Some of you reading this might think "I'm not into art or theatre or any of that arty-farty stuff, so why on earth should I care about this?" You should care, because having a vibrant arts, culture and entertainment (ACE) precinct is about more than "arty-farty stuff".
It's about bringing jobs to the city, attracting the big acts from Melbourne (rock concerts here in Ballarat anyone?) and creating indoor and outdoor family-friendly spaces that give us all places to go, things to see, and stuff to do.
A vibrant ACE precinct is part of what makes a city liveable for everyone - not just the arty-farty crowd.
When we talk about a city's liveability, we immediately think of markers like jobs, housing, infrastructure, and a sense of community.
But one of the other major factors that makes a city liveable is its arts, culture and entertainment scene.
We are blessed to have several existing ACE venues including the Art Gallery of Ballarat, the Wendouree Centre for the Performing Arts and Her Majesty's, which is one of the oldest theatres in Australia.
But these and our other existing venues cannot support the ACE scene we already have let alone help it to grow.
We have the opportunity to continue to use our beautiful heritage buildings and also expand into modern facilities that cater for the needs that are not currently being met.
I have advocated for an ACE precinct to be developed in Ballarat for a few years. I want to see a large, vibrant area which includes:
- Gallery, exhibition and performance spaces
- A large concert venue to attract big acts/shows to the region
- Incubator and mentoring spaces for emerging artists
- Teaching spaces where anybody, even beginners, can learn and create, and where we can run school holiday programs
- Rehearsal spaces for performers
- Sound studios for musicians
- Family-friendly indoor and outdoor recreation spaces including cafes, public art, and ACE-inspired play areas
- Shopfronts and permanent market stalls where people can browse and buy from local artists and artisans
- Spaces to showcase and support indigenous ACE creators
This precinct can be a cohesive single precinct or can be an integrated precinct which links existing venues and new spaces to each other via walking trails or public transport.
We have a number of areas that can be developed into an ACE zone - the Ballarat Showgrounds, the old Stockyards on La Trobe Street, and even the Bridge Mall.
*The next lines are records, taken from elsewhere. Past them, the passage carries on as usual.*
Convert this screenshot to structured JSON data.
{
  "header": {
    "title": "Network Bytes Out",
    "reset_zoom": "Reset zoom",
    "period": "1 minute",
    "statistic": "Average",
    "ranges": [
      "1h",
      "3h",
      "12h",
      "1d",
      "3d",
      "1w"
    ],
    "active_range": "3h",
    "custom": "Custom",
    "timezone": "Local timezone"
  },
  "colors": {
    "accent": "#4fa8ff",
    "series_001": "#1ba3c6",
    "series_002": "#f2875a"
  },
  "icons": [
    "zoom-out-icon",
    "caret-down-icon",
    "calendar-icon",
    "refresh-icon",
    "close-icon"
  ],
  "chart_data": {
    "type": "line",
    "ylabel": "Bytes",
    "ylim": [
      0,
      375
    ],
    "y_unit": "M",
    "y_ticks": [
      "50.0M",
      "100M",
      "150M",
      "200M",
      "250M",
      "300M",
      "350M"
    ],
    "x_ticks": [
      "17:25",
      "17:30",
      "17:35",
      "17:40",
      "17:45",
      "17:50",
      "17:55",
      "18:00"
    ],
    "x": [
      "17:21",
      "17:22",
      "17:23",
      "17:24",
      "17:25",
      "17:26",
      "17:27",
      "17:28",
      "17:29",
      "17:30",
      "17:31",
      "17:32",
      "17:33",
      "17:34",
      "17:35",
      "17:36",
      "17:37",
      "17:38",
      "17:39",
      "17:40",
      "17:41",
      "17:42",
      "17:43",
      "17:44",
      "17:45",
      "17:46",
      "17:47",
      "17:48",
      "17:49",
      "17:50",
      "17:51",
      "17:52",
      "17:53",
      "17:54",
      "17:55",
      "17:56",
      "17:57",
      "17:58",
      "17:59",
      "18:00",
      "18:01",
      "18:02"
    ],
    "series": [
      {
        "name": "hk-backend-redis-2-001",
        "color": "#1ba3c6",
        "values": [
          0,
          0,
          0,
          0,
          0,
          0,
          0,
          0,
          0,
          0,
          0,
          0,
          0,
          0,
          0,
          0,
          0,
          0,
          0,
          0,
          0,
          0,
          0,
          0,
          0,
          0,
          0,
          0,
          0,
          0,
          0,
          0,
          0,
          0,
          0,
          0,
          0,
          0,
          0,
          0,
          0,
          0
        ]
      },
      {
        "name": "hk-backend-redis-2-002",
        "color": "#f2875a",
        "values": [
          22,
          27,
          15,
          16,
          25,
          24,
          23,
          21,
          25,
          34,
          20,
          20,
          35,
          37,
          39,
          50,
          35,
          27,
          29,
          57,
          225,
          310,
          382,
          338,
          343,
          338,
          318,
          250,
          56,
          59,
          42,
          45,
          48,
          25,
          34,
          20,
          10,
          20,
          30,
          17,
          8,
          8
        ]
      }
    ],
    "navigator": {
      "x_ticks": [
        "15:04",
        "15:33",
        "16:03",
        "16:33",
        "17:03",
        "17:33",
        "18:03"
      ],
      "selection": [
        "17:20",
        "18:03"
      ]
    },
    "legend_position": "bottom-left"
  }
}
That third one is intriguing.
We all know of the problems with that area. Council wants to open it to traffic again to solve those problems, but that's been done before without effect.
We seem to keep going back and forth on that one without ever really fixing the problem.
Retail is moving out of the CBD to other hubs to cater to our expanding population in the west and south of the city. Infill accommodation is slow moving and many shops are languishing empty with no new takers.
If we want a sense of vibrancy brought back to the CBD, why not convert Bridge Mall into the ACE Precinct?
It is within walking distance of the train station and bus interchange, in close proximity to the existing galleries and Her Majesty's and near the restaurants, cafes and clubs of Armstrong Street and Sturt Street.
The possibilities are tantalising - vibrant laneways painted by street artists, indigenous public art installations, art trails for families to explore, an outdoor amphitheatre, rehearsal spaces, night markets, cafes, performance venues ... the list is endless.
Instead of the slow, laborious process of trying to attract people to live in the CBD in order to revive a dying area, why not create an ACE precinct to quickly create a vibrant zone people will want to live and play in?
The idea of an ACE precinct was one of the big ideas I spoke about at a Committee for Ballarat members workshop in 2017.
It's one of the big ideas that people like but think are "too big" to make possible.
Except, as I've said before, 2020 has taught us that big ideas are achievable.
This particular one is also badly needed. It's not just "arty-farty stuff" - it's a big idea that can do big things that benefit us all. So let's do it.
Professor Bridget Aitchison holds a doctor of creative arts in theatre for Social Change from the University of Wollongong. She is a Ballarat local and is the campus dean of ACU Ballarat.